The following post comes to us from Jon N. Eisenberg, partner in the Government Enforcement practice at K&L Gates LLP, and is based on a K&L Gates publication by Mr. Eisenberg. The complete publication, including footnotes, is available here.

The Supreme Court has a long history of rejecting expansive interpretations of implied private rights of action under Section 10(b) of the Securities Exchange Act. Most notably, since 1975, it rejected the argument that mere holders, rather than only purchasers and sellers, may bring private damage actions under Section 10(b), rejected the argument that Section 10(b) liability may be imposed based on negligence rather than scienter, rejected the argument that Section 10(b) may be applied to “unfair” as opposed to fraudulent conduct, rejected the argument that purchase price inflation is enough to show damages under Section 10(b), rejected the argument that Section 10(b) reaches aiders and abettors rather than only primary violators, and rejected efforts to muddy the distinction between primary and secondary liability under Section 10(b).

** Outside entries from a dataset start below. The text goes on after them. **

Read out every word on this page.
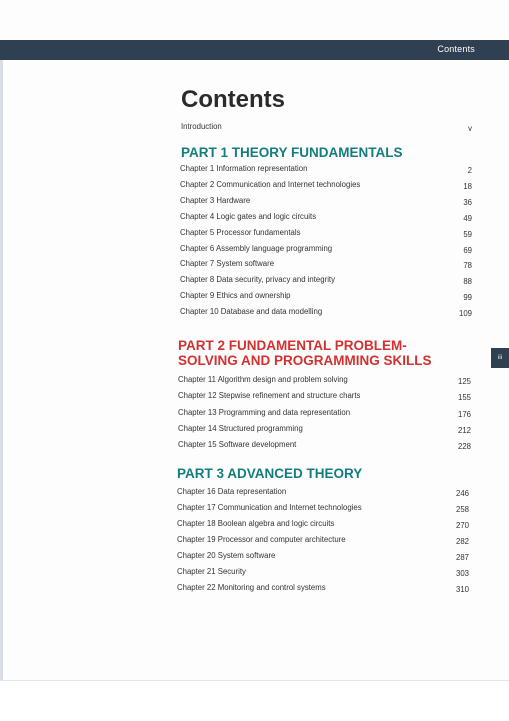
Contents
iii
Contents
Introduction	v
PART 1 THEORY FUNDAMENTALS
Chapter 1 Information representation	2
Chapter 2 Communication and Internet technologies	18
Chapter 3 Hardware	36
Chapter 4 Logic gates and logic circuits	49
Chapter 5 Processor fundamentals	59
Chapter 6 Assembly language programming	69
Chapter 7 System software	78
Chapter 8 Data security, privacy and integrity	88
Chapter 9 Ethics and ownership	99
Chapter 10 Database and data modelling	109
PART 2 FUNDAMENTAL PROBLEM-
SOLVING AND PROGRAMMING SKILLS
Chapter 11 Algorithm design and problem solving	125
Chapter 12 Stepwise refinement and structure charts	155
Chapter 13 Programming and data representation	176
Chapter 14 Structured programming	212
Chapter 15 Software development	228
PART 3 ADVANCED THEORY
Chapter 16 Data representation	246
Chapter 17 Communication and Internet technologies	258
Chapter 18 Boolean algebra and logic circuits	270
Chapter 19 Processor and computer architecture	282
Chapter 20 System software	287
Chapter 21 Security	303
Chapter 22 Monitoring and control systems	310
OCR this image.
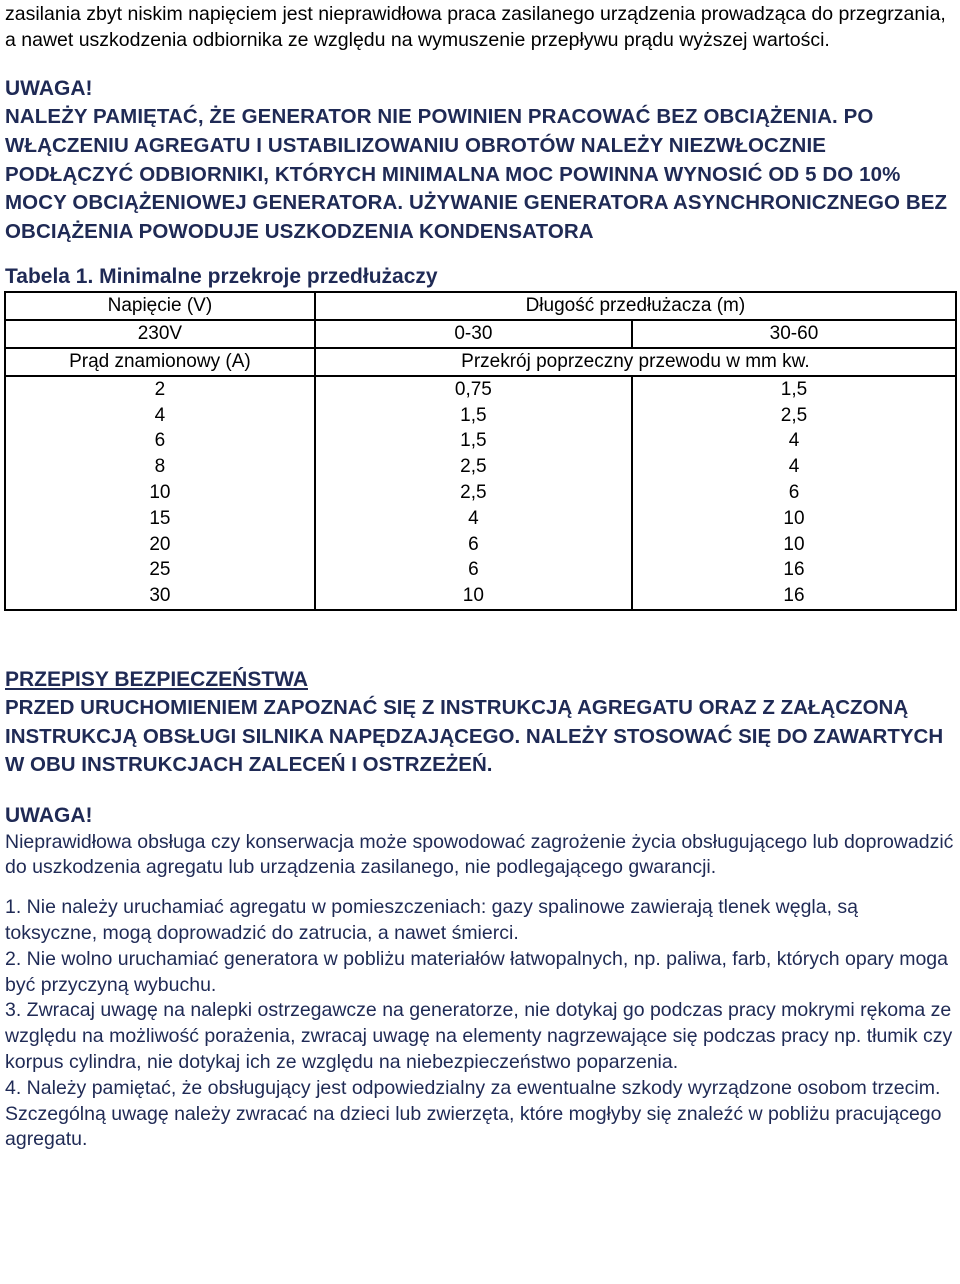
zasilania zbyt niskim napięciem jest nieprawidłowa praca zasilanego urządzenia prowadząca do przegrzania, a nawet uszkodzenia odbiornika ze względu na wymuszenie przepływu prądu wyższej wartości.

UWAGA!

NALEŻY PAMIĘTAĆ, ŻE GENERATOR NIE POWINIEN PRACOWAĆ BEZ OBCIĄŻENIA. PO WŁĄCZENIU AGREGATU I USTABILIZOWANIU OBROTÓW NALEŻY NIEZWŁOCZNIE PODŁĄCZYĆ ODBIORNIKI, KTÓRYCH MINIMALNA MOC POWINNA WYNOSIĆ OD 5 DO 10% MOCY OBCIĄŻENIOWEJ GENERATORA. UŻYWANIE GENERATORA ASYNCHRONICZNEGO BEZ OBCIĄŻENIA POWODUJE USZKODZENIA KONDENSATORA

Tabela 1. Minimalne przekroje przedłużaczy

Napięcie (V)	Długość przedłużacza (m)	
230V	0-30	30-60
Prąd znamionowy (A)	Przekrój poprzeczny przewodu w mm kw.	
2	0,75	1,5
4	1,5	2,5
6	1,5	4
8	2,5	4
10	2,5	6
15	4	10
20	6	10
25	6	16
30	10	16

PRZEPISY BEZPIECZEŃSTWA

PRZED URUCHOMIENIEM ZAPOZNAĆ SIĘ Z INSTRUKCJĄ AGREGATU ORAZ Z ZAŁĄCZONĄ INSTRUKCJĄ OBSŁUGI SILNIKA NAPĘDZAJĄCEGO. NALEŻY STOSOWAĆ SIĘ DO ZAWARTYCH W OBU INSTRUKCJACH ZALECEŃ I OSTRZEŻEŃ.

UWAGA!

Nieprawidłowa obsługa czy konserwacja może spowodować zagrożenie życia obsługującego lub doprowadzić do uszkodzenia agregatu lub urządzenia zasilanego, nie podlegającego gwarancji.

1. Nie należy uruchamiać agregatu w pomieszczeniach: gazy spalinowe zawierają tlenek węgla, są toksyczne, mogą doprowadzić do zatrucia, a nawet śmierci.

2. Nie wolno uruchamiać generatora w pobliżu materiałów łatwopalnych, np. paliwa, farb, których opary moga być przyczyną wybuchu.

3. Zwracaj uwagę na nalepki ostrzegawcze na generatorze, nie dotykaj go podczas pracy mokrymi rękoma ze względu na możliwość porażenia, zwracaj uwagę na elementy nagrzewające się podczas pracy np. tłumik czy korpus cylindra, nie dotykaj ich ze względu na niebezpieczeństwo poparzenia.

4. Należy pamiętać, że obsługujący jest odpowiedzialny za ewentualne szkody wyrządzone osobom trzecim. Szczególną uwagę należy zwracać na dzieci lub zwierzęta, które mogłyby się znaleźć w pobliżu pracującego agregatu.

The Court, however, has barely even mentioned Section 11 of the Securities Act in its opinions, much less interpreted it. Section 11, unlike Section 10(b), 1) provides an express private right of action, 2) is limited to misrepresentations and omissions in a registration statement, and 3) requires no proof of culpability although defendants other than an issuer have due diligence affirmative defenses. The Supreme Court’s March 24, 2015 decision in Omnicare, Inc. v. Laborers District Council Construction Industry Pension Fund, No. 13-435, is the Court’s first meaningful foray into Section 11. Unfortunately, the decision, which addresses opinion liability under Section 11, provides an amorphous standard that is likely to lead to unpredictable results. It should provide little comfort to plaintiffs or defendants and should make defendants more cautious about including unnecessary opinions in registration statements and, where appropriate, should lead them to carefully qualify opinions that they do include.